Linear Massive MIMO Precoders in the Presence of Phase Noise—A Large-Scale Analysis

Abstract

We study the impact of phase noise on the downlink performance of a multi-user multiple-input multiple-output system, where the base station (BS) employs a large number of transmit antennas $M$. We consider a setup where the BS employs $M_{\mathrm{osc}}$ free-running oscillators, and $M/M_{\mathrm{osc}}$ antennas are connected to each oscillator. For this configuration, we analyze the impact of phase noise on the performance of the regularized zero-forcing (RZF), when $M$ and the number of users $K$ are asymptotically large, while the ratio $M/K=\beta$ is fixed. We analytically show that the impact of phase noise on the signal-to-interference-plus-noise ratio (SINR) can be quantified as an effective reduction in the quality of the channel state information available at the BS when compared to a system without phase noise. As a consequence, we observe that as $M_{\mathrm{osc}}$ increases, the SINR performance of all considered precoders degrades.
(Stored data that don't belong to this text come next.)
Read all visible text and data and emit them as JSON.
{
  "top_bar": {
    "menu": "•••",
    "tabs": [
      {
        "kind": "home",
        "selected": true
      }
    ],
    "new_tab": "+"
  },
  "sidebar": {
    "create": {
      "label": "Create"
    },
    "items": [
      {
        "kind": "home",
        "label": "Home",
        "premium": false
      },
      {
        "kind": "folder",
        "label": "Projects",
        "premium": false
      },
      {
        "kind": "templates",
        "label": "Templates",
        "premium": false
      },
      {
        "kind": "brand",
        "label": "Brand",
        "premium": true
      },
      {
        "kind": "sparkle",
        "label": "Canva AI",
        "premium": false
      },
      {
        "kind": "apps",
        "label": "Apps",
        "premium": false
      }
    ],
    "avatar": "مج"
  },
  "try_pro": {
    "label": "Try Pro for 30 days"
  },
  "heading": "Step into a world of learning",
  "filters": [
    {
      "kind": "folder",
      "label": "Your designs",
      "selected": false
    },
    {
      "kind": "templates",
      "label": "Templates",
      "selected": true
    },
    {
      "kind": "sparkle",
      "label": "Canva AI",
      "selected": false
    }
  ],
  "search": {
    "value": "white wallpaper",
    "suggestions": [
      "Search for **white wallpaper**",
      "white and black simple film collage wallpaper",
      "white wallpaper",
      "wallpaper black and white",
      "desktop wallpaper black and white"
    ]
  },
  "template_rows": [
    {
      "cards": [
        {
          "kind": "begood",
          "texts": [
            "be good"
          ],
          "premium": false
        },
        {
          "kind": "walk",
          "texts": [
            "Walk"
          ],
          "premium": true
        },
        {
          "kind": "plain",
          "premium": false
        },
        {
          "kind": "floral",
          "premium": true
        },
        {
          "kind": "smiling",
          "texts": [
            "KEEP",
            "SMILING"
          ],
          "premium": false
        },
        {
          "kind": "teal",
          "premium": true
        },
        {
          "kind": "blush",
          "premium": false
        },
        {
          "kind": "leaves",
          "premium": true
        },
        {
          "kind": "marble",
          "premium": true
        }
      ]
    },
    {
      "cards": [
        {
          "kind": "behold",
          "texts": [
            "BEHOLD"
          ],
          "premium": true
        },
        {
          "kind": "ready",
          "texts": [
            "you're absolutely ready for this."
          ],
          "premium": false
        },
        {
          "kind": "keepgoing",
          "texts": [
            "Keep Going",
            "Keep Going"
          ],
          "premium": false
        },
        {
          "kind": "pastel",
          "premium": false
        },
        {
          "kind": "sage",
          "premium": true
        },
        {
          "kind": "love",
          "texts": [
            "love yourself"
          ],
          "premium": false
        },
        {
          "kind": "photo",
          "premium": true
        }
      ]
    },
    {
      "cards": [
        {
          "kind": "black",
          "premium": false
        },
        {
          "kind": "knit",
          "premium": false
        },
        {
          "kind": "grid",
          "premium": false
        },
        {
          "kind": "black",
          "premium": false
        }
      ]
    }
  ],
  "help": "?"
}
On the other hand, the variance of the random phase variations caused by the BS oscillators reduces with increasing $M_{\mathrm{osc}}$. Through Monte-Carlo simulations, we verify our analytical results, and compare the performance of the precoders for different phase noise and channel noise variances. For all considered precoders, we show that when $\beta$ is small, the performance of the setup where all BS antennas are connected to a single oscillator is superior to that of the setup where each BS antenna has its own oscillator. However, the opposite is true when $\beta$ is large and the signal-to-noise ratio at the users is low.